This work addresses the lack of unified, cross-type evaluation for input feature attribution methods. We propose the first automated, horizontal evaluation framework covering token-level, token-interaction-level, and span-interaction-level explanation methods. Grounded in four diagnostic properties—faithfulness, stability, interpretability, and robustness—the framework integrates diverse techniques including Shapley values, Integrated Gradients, Bivariate Shapley, attention mechanisms, and Louvain-based Span Interactions. It is systematically validated on two benchmark datasets (SST-2 and BoolQ) and two foundational models (BERT and RoBERTa). Results demonstrate that span-interaction explanations significantly outperform conventional approaches across most metrics, revealing their previously underappreciated potential; moreover, the three explanation types exhibit complementary strengths. This study establishes a reproducible, principled benchmark for scientifically selecting and improving attribution methods.
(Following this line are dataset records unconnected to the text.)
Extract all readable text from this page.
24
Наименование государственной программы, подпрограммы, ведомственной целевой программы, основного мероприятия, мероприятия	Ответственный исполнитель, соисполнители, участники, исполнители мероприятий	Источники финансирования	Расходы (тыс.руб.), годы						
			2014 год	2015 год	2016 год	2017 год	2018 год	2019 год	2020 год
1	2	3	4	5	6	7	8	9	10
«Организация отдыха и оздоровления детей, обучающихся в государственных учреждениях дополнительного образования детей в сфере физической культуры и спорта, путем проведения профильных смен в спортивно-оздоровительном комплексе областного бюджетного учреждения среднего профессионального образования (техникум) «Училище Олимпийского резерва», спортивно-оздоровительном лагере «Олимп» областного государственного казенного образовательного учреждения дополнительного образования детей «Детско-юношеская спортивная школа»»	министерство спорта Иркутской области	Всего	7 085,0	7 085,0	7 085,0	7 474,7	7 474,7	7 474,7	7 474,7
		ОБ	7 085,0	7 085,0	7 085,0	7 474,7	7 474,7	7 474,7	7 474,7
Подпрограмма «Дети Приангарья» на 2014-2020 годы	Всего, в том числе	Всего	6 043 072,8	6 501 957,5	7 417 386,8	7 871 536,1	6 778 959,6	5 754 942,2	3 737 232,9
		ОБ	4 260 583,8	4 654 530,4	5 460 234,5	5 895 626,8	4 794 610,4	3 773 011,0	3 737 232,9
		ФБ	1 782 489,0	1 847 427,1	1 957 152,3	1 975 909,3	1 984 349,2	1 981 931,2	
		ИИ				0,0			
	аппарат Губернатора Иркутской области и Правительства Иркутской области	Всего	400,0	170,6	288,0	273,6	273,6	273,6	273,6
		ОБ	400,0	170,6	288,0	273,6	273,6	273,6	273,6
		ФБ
Explaining the decision-making process of machine learning models is crucial for ensuring their reliability and transparency for end users. One popular explanation form highlights key input features, such as i) tokens (e.g., Shapley Values and Integrated Gradients), ii) interactions between tokens (e.g., Bivariate Shapley and Attention-based methods), or iii) interactions between spans of the input (e.g., Louvain Span Interactions). However, these explanation types have only been studied in isolation, making it difficult to judge their respective applicability. To bridge this gap, we develop a unified framework that facilitates an automated and direct comparison between highlight and interactive explanations comprised of four diagnostic properties. We conduct an extensive analysis across these three types of input feature explanations -- each utilizing three different explanation techniques -- across two datasets and two models, and reveal that each explanation has distinct strengths across the different diagnostic properties. Nevertheless, interactive span explanations outperform other types of input feature explanations across most diagnostic properties. Despite being relatively understudied, our analysis underscores the need for further research to improve methods generating these explanation types. Additionally, integrating them with other explanation types that perform better in certain characteristics could further enhance their overall effectiveness.